5. Toutefois, la circonstance que le contribuable soit en relation d'affaires avec le membre de sa famille dont proviennent les sommes portées au crédit de ses comptes bancaires et regardées par l'administration comme des revenus d'origine indéterminée a pour seule conséquence qu'il se trouve soumis aux règles de droit commun de dévolution de la charge de la preuve, telles que prévues par les dispositions de l'article L. 193 du livre des procédures fiscales. Lorsque, en application de ces règles, il supporte la charge de la preuve, le contribuable conserve la possibilité d'établir, par tous moyens, que les sommes en cause ne sont pas taxables, notamment parce qu'elles auraient la nature d'un prêt. L'imprécision alléguée de la notion de relation d'affaires n'est ainsi, en tout état de cause, pas de nature, contrairement à ce qui est soutenu, à porter atteinte aux droits de la défense.

6. Il résulte de ce qui précède que la question prioritaire de constitutionnalité soulevée, qui n'est pas nouvelle, ne présente pas un caractère sérieux. Par suite, il n'y a pas lieu de la renvoyer au Conseil constitutionnel.

Sur les autres moyens du pourvoi :

7. Aux termes de l'article L. 822-1 du code de justice administrative : " Le pourvoi en cassation devant le Conseil d'Etat fait l'objet d'une procédure préalable d'admission.

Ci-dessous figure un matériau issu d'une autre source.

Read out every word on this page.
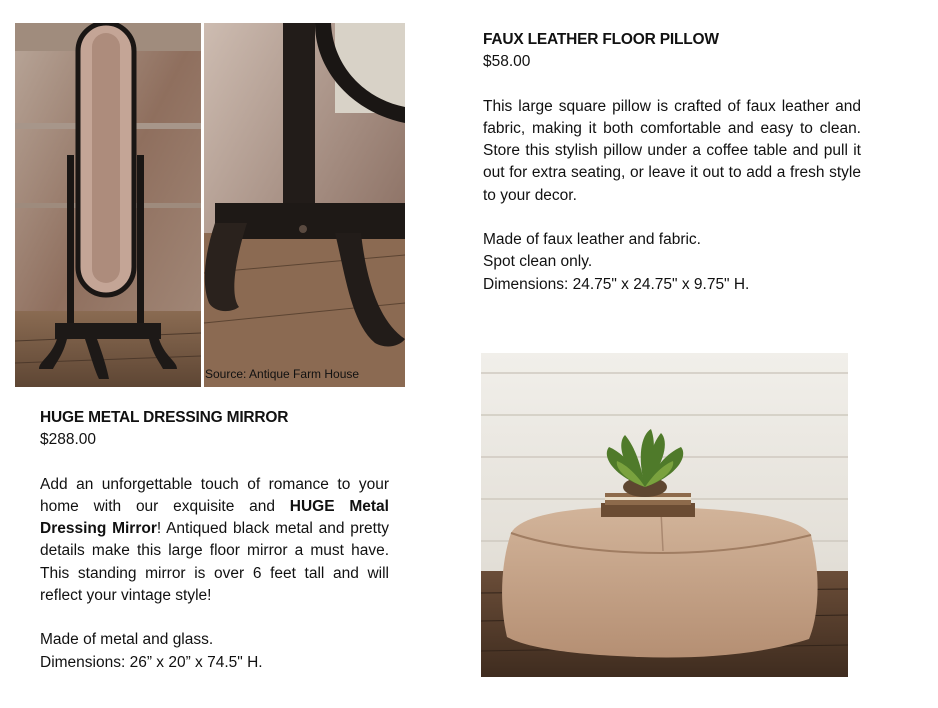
Source: Antique Farm House
FAUX LEATHER FLOOR PILLOW
$58.00
This large square pillow is crafted of faux leather and fabric, making it both comfortable and easy to clean. Store this stylish pillow under a coffee table and pull it out for extra seating, or leave it out to add a fresh style to your decor.
Made of faux leather and fabric.
Spot clean only.
Dimensions: 24.75" x 24.75" x 9.75" H.
HUGE METAL DRESSING MIRROR
$288.00
Add an unforgettable touch of romance to your home with our exquisite and HUGE Metal Dressing Mirror! Antiqued black metal and pretty details make this large floor mirror a must have. This standing mirror is over 6 feet tall and will reflect your vintage style!
Made of metal and glass.
Dimensions: 26” x 20” x 74.5" H.
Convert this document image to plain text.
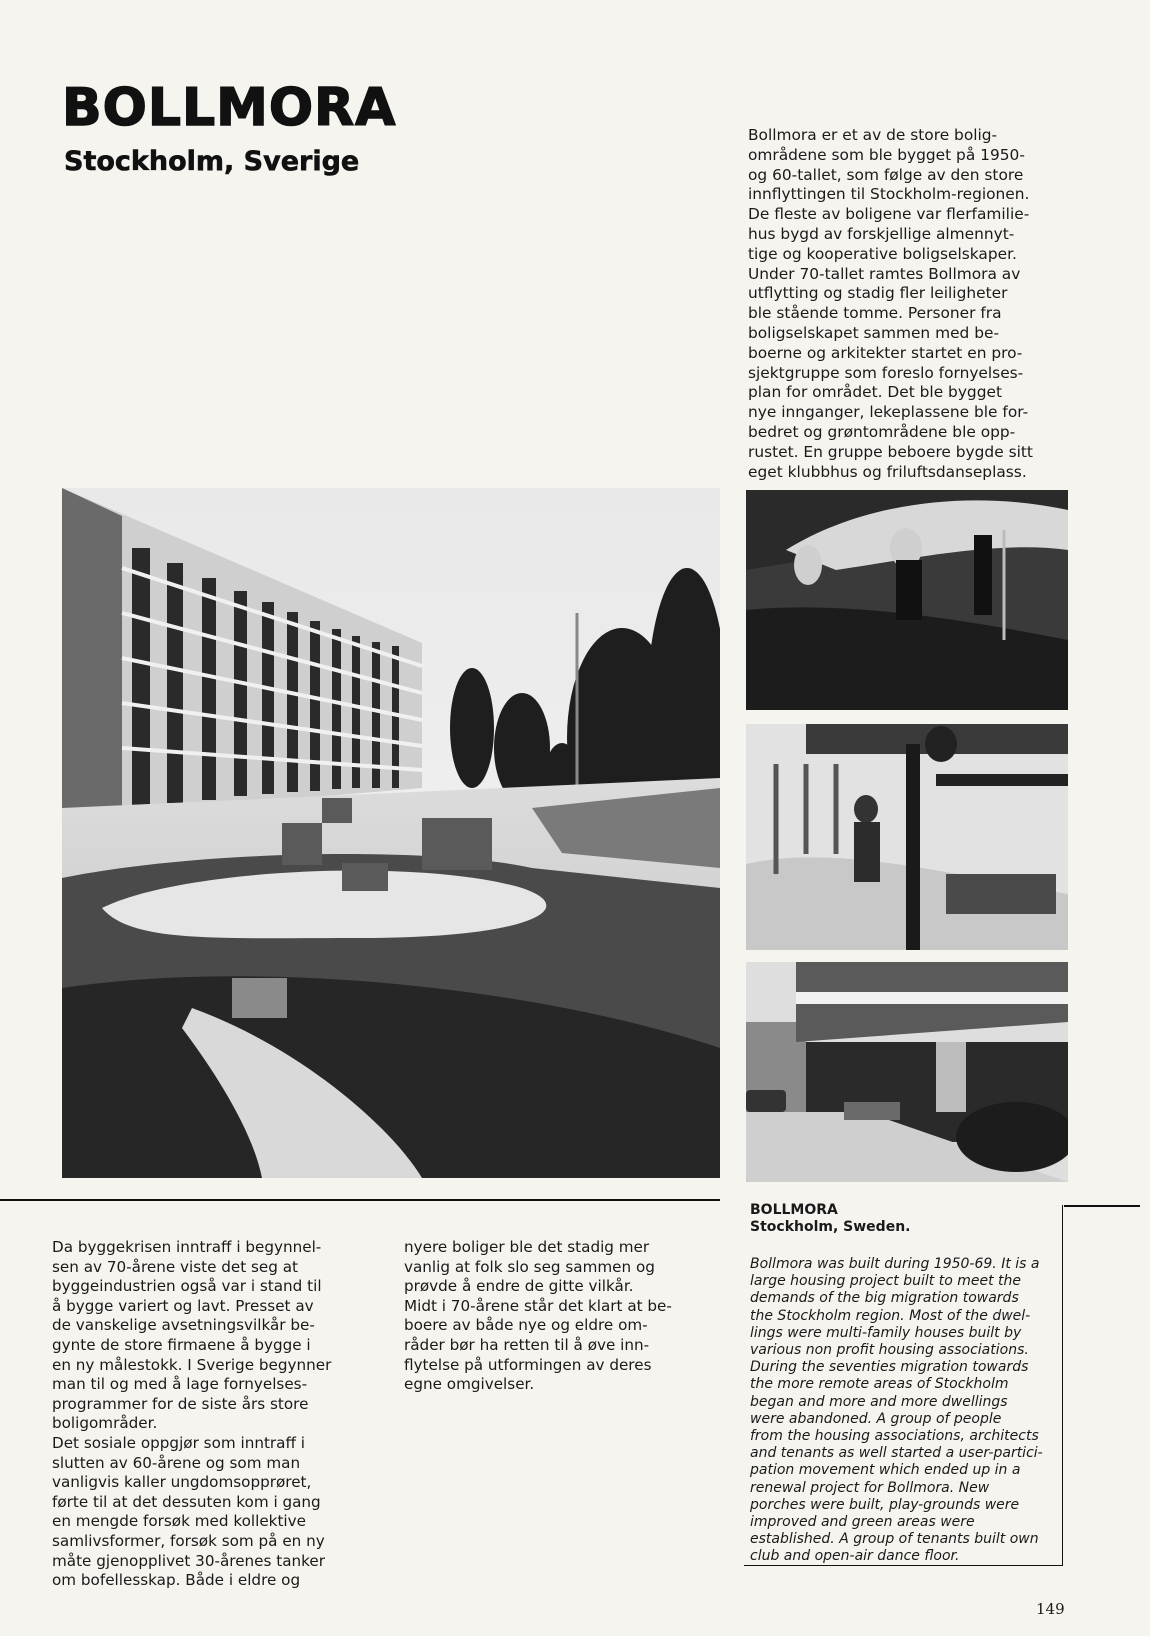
BOLLMORA
Stockholm, Sverige
Bollmora er et av de store bolig-
områdene som ble bygget på 1950-
og 60-tallet, som følge av den store
innflyttingen til Stockholm-regionen.
De fleste av boligene var flerfamilie-
hus bygd av forskjellige almennyt-
tige og kooperative boligselskaper.
Under 70-tallet ramtes Bollmora av
utflytting og stadig fler leiligheter
ble stående tomme. Personer fra
boligselskapet sammen med be-
boerne og arkitekter startet en pro-
sjektgruppe som foreslo fornyelses-
plan for området. Det ble bygget
nye innganger, lekeplassene ble for-
bedret og grøntområdene ble opp-
rustet. En gruppe beboere bygde sitt
eget klubbhus og friluftsdanseplass.
Da byggekrisen inntraff i begynnel-
sen av 70-årene viste det seg at
byggeindustrien også var i stand til
å bygge variert og lavt. Presset av
de vanskelige avsetningsvilkår be-
gynte de store firmaene å bygge i
en ny målestokk. I Sverige begynner
man til og med å lage fornyelses-
programmer for de siste års store
boligområder.
Det sosiale oppgjør som inntraff i
slutten av 60-årene og som man
vanligvis kaller ungdomsopprøret,
førte til at det dessuten kom i gang
en mengde forsøk med kollektive
samlivsformer, forsøk som på en ny
måte gjenopplivet 30-årenes tanker
om bofellesskap. Både i eldre og
nyere boliger ble det stadig mer
vanlig at folk slo seg sammen og
prøvde å endre de gitte vilkår.
Midt i 70-årene står det klart at be-
boere av både nye og eldre om-
råder bør ha retten til å øve inn-
flytelse på utformingen av deres
egne omgivelser.
BOLLMORA
Stockholm, Sweden.
Bollmora was built during 1950-69. It is a
large housing project built to meet the
demands of the big migration towards
the Stockholm region. Most of the dwel-
lings were multi-family houses built by
various non profit housing associations.
During the seventies migration towards
the more remote areas of Stockholm
began and more and more dwellings
were abandoned. A group of people
from the housing associations, architects
and tenants as well started a user-partici-
pation movement which ended up in a
renewal project for Bollmora. New
porches were built, play-grounds were
improved and green areas were
established. A group of tenants built own
club and open-air dance floor.
149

L'admission est refusée par décision juridictionnelle si le pourvoi est irrecevable ou n'est fondé sur aucun moyen sérieux ".

8. Pour demander l'annulation de l'arrêt qu'ils attaquent, M. et Mme B... A... soutiennent que la cour administrative d'appel de Paris :

- l'a insuffisamment motivé et entaché d'erreur de droit et d'erreur de qualification juridique des faits en jugeant établie l'existence d'une relation d'affaires entre eux et le membre de leur famille qui leur a versé les fonds en litige en se fondant sur ce que cette personne avait antérieurement financé une société détenue par eux et dont elle avait par la suite acquis une action et sur l'importance des montants en cause, sans tenir compte de leurs arguments relatifs à l'absence de contrepartie de l'aide ainsi apportée ;

- a commis une erreur de droit et inexactement qualifié les faits de l'espèce en jugeant établie l'existence d'un manquement délibéré, au sens de l'article 1729 du code général des impôts.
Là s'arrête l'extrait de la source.